Poems and Texts

“Dorothy’s Little Bed” by Anne Tardos

Dorothy’s Little Bed

Dorothy’s little bed another corner, from which a ladder in its path.
Timidly up to the door, how are we to get away, or next day, maybe.
Patiently reading a book is where they entangled again.
Out of a long conversation: stick to the task.
The reader understands the magnitude of the enveloping story.
A child’s vision in contact with mythical forces, departure times, melancholy caterpillars.
We need some elephants shiny ones.
I don’t care a great deal never mind louder.
Silence in a moment more people in the garden.

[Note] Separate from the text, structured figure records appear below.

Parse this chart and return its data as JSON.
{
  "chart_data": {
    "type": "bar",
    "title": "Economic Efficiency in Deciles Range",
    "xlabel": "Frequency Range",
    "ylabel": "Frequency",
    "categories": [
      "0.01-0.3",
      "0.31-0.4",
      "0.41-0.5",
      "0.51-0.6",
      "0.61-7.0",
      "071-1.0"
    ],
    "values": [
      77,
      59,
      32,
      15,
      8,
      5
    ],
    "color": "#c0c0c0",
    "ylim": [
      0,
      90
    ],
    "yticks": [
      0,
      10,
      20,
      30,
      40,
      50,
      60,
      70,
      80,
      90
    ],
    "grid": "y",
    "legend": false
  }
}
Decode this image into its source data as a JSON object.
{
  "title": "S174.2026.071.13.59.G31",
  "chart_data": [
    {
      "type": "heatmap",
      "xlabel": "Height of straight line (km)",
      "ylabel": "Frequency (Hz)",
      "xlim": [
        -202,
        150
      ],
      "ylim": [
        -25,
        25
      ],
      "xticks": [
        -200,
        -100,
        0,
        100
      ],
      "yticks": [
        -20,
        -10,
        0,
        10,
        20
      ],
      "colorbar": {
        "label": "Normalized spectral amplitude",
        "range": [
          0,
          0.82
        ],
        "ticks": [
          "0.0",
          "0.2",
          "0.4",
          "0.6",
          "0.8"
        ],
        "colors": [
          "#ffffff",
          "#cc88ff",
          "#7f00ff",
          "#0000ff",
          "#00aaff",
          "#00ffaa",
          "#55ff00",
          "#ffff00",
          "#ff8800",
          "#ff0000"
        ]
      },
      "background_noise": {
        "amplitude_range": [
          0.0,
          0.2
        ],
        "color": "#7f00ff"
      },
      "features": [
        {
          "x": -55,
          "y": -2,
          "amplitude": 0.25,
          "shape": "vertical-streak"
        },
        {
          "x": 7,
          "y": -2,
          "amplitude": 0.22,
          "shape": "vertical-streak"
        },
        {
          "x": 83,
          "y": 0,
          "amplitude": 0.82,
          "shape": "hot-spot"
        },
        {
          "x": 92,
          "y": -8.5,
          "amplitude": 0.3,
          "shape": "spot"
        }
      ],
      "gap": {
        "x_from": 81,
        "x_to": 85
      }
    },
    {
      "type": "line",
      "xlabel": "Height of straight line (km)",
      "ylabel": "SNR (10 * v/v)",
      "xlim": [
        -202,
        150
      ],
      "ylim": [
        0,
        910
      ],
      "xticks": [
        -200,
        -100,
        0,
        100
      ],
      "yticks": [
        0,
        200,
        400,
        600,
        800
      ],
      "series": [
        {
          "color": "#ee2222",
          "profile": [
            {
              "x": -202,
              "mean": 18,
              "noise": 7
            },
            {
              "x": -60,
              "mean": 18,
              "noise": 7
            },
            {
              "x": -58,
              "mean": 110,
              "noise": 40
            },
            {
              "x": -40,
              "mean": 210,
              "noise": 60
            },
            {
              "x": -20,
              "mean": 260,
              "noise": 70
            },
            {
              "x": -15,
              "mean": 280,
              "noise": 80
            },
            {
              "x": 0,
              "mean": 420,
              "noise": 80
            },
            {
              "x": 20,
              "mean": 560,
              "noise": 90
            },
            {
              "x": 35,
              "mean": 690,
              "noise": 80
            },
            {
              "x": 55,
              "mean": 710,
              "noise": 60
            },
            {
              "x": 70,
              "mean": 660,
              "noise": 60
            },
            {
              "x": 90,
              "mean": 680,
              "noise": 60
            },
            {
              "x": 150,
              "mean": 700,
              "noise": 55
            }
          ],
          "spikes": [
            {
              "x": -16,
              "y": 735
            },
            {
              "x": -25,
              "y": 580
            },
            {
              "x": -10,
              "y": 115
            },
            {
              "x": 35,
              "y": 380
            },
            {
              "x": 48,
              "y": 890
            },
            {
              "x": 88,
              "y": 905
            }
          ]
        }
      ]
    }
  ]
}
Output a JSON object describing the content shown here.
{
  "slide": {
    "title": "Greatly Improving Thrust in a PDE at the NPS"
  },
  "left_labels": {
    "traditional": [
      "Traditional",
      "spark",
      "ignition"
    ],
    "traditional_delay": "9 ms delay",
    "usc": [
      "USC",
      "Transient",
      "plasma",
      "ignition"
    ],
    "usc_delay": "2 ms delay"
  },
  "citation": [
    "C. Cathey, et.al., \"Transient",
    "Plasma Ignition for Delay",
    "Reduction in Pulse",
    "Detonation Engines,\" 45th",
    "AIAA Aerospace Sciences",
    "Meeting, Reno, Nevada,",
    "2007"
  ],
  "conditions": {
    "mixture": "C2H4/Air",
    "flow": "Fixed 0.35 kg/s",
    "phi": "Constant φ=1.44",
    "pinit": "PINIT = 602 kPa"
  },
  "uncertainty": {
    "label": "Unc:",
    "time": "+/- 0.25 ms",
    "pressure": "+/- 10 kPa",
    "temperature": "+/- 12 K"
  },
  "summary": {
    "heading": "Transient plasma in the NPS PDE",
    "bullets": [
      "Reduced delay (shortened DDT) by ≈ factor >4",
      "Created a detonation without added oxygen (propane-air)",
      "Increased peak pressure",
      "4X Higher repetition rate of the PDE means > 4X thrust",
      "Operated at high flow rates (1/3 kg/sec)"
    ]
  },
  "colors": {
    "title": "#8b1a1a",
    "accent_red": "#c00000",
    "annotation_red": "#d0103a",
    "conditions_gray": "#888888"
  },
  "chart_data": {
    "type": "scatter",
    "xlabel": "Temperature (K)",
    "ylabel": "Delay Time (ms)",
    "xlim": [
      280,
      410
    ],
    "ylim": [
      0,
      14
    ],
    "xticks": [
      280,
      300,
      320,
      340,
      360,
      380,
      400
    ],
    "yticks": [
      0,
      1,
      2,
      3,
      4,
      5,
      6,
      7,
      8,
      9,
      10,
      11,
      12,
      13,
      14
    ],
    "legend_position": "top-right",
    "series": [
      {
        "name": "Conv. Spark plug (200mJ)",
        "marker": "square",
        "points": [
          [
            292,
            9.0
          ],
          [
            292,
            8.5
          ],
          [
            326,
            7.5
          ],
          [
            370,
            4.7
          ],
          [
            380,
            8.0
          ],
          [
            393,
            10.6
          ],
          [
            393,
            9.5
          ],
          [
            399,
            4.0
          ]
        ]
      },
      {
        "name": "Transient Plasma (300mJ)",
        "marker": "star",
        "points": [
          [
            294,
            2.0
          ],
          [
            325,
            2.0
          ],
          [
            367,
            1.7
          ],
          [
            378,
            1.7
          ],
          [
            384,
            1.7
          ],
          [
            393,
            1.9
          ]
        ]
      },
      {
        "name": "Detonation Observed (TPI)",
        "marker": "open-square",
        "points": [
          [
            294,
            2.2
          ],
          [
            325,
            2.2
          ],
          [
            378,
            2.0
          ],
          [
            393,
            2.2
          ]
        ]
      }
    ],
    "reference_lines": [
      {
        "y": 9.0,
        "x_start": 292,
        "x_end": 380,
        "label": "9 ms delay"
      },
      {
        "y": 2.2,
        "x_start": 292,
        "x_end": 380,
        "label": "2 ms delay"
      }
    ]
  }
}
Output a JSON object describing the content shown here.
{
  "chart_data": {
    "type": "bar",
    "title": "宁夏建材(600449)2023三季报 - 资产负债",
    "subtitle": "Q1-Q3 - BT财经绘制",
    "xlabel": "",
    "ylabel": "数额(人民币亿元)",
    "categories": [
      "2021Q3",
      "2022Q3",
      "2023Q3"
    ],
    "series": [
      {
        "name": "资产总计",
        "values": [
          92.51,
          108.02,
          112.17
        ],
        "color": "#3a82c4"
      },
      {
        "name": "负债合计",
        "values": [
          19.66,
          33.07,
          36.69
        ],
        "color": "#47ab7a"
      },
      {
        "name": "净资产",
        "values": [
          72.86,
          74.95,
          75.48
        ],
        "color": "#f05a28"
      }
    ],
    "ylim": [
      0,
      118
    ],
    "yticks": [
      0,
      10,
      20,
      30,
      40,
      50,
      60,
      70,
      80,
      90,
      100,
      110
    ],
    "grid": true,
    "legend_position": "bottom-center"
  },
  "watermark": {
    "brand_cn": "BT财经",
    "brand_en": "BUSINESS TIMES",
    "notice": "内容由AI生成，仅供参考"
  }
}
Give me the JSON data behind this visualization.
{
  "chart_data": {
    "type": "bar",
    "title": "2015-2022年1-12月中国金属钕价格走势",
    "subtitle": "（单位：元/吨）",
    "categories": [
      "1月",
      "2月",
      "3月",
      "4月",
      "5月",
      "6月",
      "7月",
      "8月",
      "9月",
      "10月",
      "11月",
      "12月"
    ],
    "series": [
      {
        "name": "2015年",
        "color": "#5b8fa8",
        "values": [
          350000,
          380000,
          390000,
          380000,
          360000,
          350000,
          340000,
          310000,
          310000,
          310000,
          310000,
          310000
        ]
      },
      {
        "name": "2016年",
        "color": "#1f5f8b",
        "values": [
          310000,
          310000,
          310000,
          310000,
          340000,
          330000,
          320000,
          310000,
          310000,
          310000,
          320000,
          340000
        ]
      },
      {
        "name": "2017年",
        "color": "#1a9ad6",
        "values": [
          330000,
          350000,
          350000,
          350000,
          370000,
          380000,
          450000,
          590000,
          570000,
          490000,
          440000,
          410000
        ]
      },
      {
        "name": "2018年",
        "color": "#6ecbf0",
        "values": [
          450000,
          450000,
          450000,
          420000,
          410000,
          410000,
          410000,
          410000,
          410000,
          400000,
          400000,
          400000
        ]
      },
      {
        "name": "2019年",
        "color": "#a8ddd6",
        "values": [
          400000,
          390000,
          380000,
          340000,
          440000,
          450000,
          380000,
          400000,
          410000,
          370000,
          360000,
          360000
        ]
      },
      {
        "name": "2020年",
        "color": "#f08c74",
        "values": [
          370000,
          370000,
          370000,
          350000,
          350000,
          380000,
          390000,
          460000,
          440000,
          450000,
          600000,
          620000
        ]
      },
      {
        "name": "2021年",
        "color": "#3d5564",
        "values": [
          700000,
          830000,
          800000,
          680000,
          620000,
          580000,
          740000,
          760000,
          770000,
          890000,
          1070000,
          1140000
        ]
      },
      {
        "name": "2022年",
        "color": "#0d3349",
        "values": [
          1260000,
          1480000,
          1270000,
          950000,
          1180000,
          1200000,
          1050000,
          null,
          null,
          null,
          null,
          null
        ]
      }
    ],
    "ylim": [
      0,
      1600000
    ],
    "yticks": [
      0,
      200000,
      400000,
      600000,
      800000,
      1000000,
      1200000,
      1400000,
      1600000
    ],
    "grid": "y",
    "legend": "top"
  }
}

Oh, of course, that sounds amazing.
Under the leaves, just like me.
Nothing, she said nothing, I think I will go and meet her.
No more insects while walking in the opposite direction.
What kind of insects, very large ones that talk.
A goat in white so young and gentle so unsuspecting with luggage.

A gnat, as if nothing bad has ever happened.
An agony of haste, crawling branch above your head.
And now who am I and what exactly do I call myself?


Anne Tardos

Anne Tardos’s poetry is renowned for its fluid use of multiple languages and its innovative forms. Among her recent books are The Camel’s Pedestal, I Am You, NINE, Both Poems, and The Dik-dik’s Solitude. She is the editor of three posthumous books of poetry by Jackson Mac Low: Thing of Beauty, 154 Forties, and The Complete Light Poems [with Michael O’Driscoll]. A Fellow in Poetry from the New York Foundation for the Arts, Tardos lives in New York.